The Butterfly in Spring
In springtime, I think about the pretty butterflies I often see flying around. Butterflies have long been known as a symbol of rebirth, renewal and happiness. They remind us of how beautiful, delicate and fragile life is. They also teach us to appreciate our loved ones and to be grateful for every moment we have with them. As many of us are dealing with loss in our lives, whether it be from a death, loss of a job, divorce, or some other type, we have to learn how to move forward. Indeed, this seems to be the toughest thing for many of my bereavement clients. They want to move forward, but are at a loss on exactly how to do that.
Grief has no expiration date. There is no set time on how long you should grieve. It is important that people give themselves time to grieve in their own way. Many people love to tell you that you should be moving forward or handling your grief better, but they are not you. Work your way through grief like a caterpillar goes from being in the cocoon to emerging as a beautiful butterfly: slowly.
At first, many do not feel like themselves. They are dealing with the realization that some people they considered friends are nowhere to be found while also surprised by some who do provide support. Reach out to your best friends as they are our cherished blessings. We are not supposed to go through grief alone, though sometimes we do need alone time to absorb what we are feeling. Do not hold in your grief. Talk to a friend about how you are feeling. You may even have a friend who has been through a loss, who can relate to what you are going through. If so, they can give you ideas on how they helped themselves move forward. For many to move forward, they need to memorialize their loved one. Some do special memorial services. Some keep journals of how they feel. Some draw, paint or scrapbook. There will always be songs, scents, movies, restaurants and other things in our daily paths that will remind us of the one we lost. Take those good memories and hold onto them. They will help you in the growth process of moving forward.

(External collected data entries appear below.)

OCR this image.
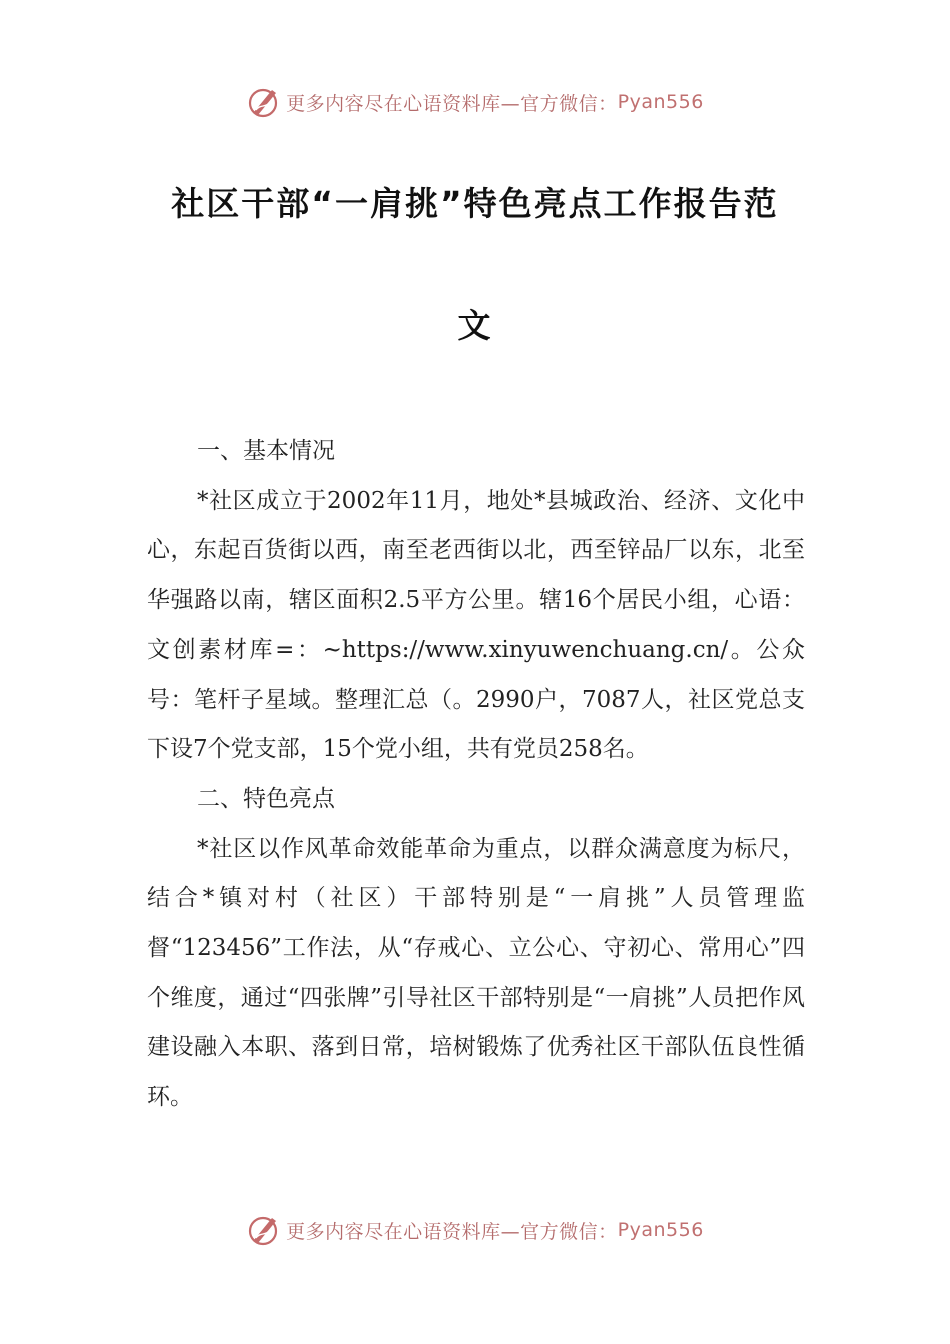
更多内容尽在心语资料库—官方微信： Pyan556
社区干部“一肩挑”特色亮点工作报告范
文

一、基本情况

*社区成立于2002年11月，地处*县城政治、经济、文化中心，东起百货街以西，南至老西街以北，西至锌品厂以东，北至华强路以南，辖区面积2.5平方公里。辖16个居民小组，心语：文创素材库=：~https://www.xinyuwenchuang.cn/。公众号：笔杆子星域。整理汇总（。2990户，7087人，社区党总支下设7个党支部，15个党小组，共有党员258名。

二、特色亮点

*社区以作风革命效能革命为重点，以群众满意度为标尺，结合*镇对村（社区）干部特别是“一肩挑”人员管理监督“123456”工作法，从“存戒心、立公心、守初心、常用心”四个维度，通过“四张牌”引导社区干部特别是“一肩挑”人员把作风建设融入本职、落到日常，培树锻炼了优秀社区干部队伍良性循环。

更多内容尽在心语资料库—官方微信： Pyan556
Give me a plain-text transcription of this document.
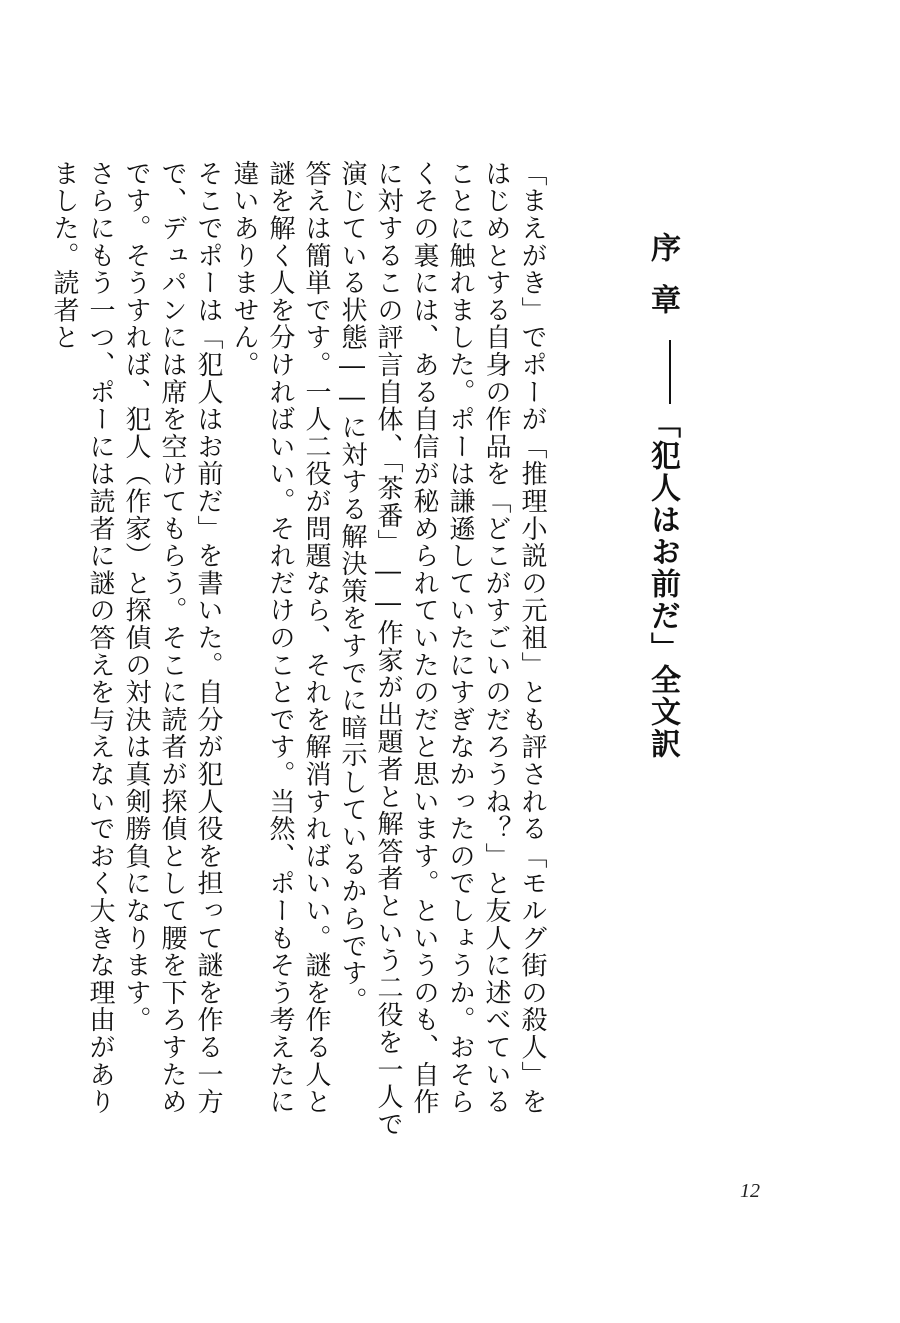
序章「犯人はお前だ」全文訳

「まえがき」でポーが「推理小説の元祖」とも評される「モルグ街の殺人」をはじめとする自身の作品を「どこがすごいのだろうね？」と友人に述べていることに触れました。ポーは謙遜していたにすぎなかったのでしょうか。おそらくその裏には、ある自信が秘められていたのだと思います。というのも、自作に対するこの評言自体、「茶番」――作家が出題者と解答者という二役を一人で演じている状態――に対する解決策をすでに暗示しているからです。

答えは簡単です。一人二役が問題なら、それを解消すればいい。謎を作る人と謎を解く人を分ければいい。それだけのことです。当然、ポーもそう考えたに違いありません。

そこでポーは「犯人はお前だ」を書いた。自分が犯人役を担って謎を作る一方で、デュパンには席を空けてもらう。そこに読者が探偵として腰を下ろすためです。そうすれば、犯人（作家）と探偵の対決は真剣勝負になります。

さらにもう一つ、ポーには読者に謎の答えを与えないでおく大きな理由がありました。読者と

12
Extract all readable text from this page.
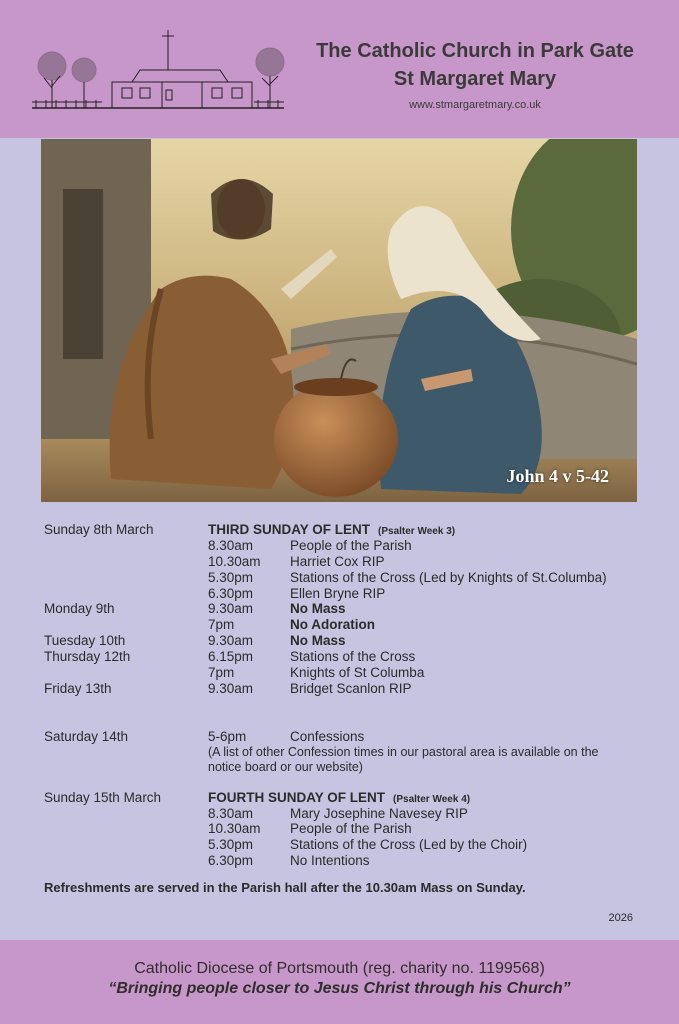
The Catholic Church in Park Gate
St Margaret Mary
www.stmargaretmary.co.uk
John 4 v 5-42
Sunday 8th March	THIRD SUNDAY OF LENT (Psalter Week 3)
8.30am	People of the Parish
10.30am Harriet Cox RIP
5.30pm	Stations of the Cross (Led by Knights of St.Columba)
6.30pm	Ellen Bryne RIP
Monday 9th	9.30am	No Mass
7pm	No Adoration
Tuesday 10th	9.30am	No Mass
Thursday 12th	6.15pm	Stations of the Cross
7pm	Knights of St Columba
Friday 13th	9.30am	Bridget Scanlon RIP
Saturday 14th	5-6pm	Confessions
(A list of other Confession times in our pastoral area is available on the notice board or our website)
Sunday 15th March	FOURTH SUNDAY OF LENT (Psalter Week 4)
8.30am	Mary Josephine Navesey RIP
10.30am People of the Parish
5.30pm	Stations of the Cross (Led by the Choir)
6.30pm	No Intentions
Refreshments are served in the Parish hall after the 10.30am Mass on Sunday.
2026
Catholic Diocese of Portsmouth (reg. charity no. 1199568)
“Bringing people closer to Jesus Christ through his Church”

The pain will pass. You can never replace the person you lost, but you can find comfort in solitude and befriend it. You do not have to stay busy all the time, but make sure you get the support that you need. Mountain Valley Hospice & Palliative Care offers different support groups, listed at www.mtnvalleyhospice.org/grief-services. Some people are able to benefit more from talking to other people about their loss. This helps them to reconcile the loss, release the pain, and recognize that they are transformed to soar like a butterfly, moving forward in their grief.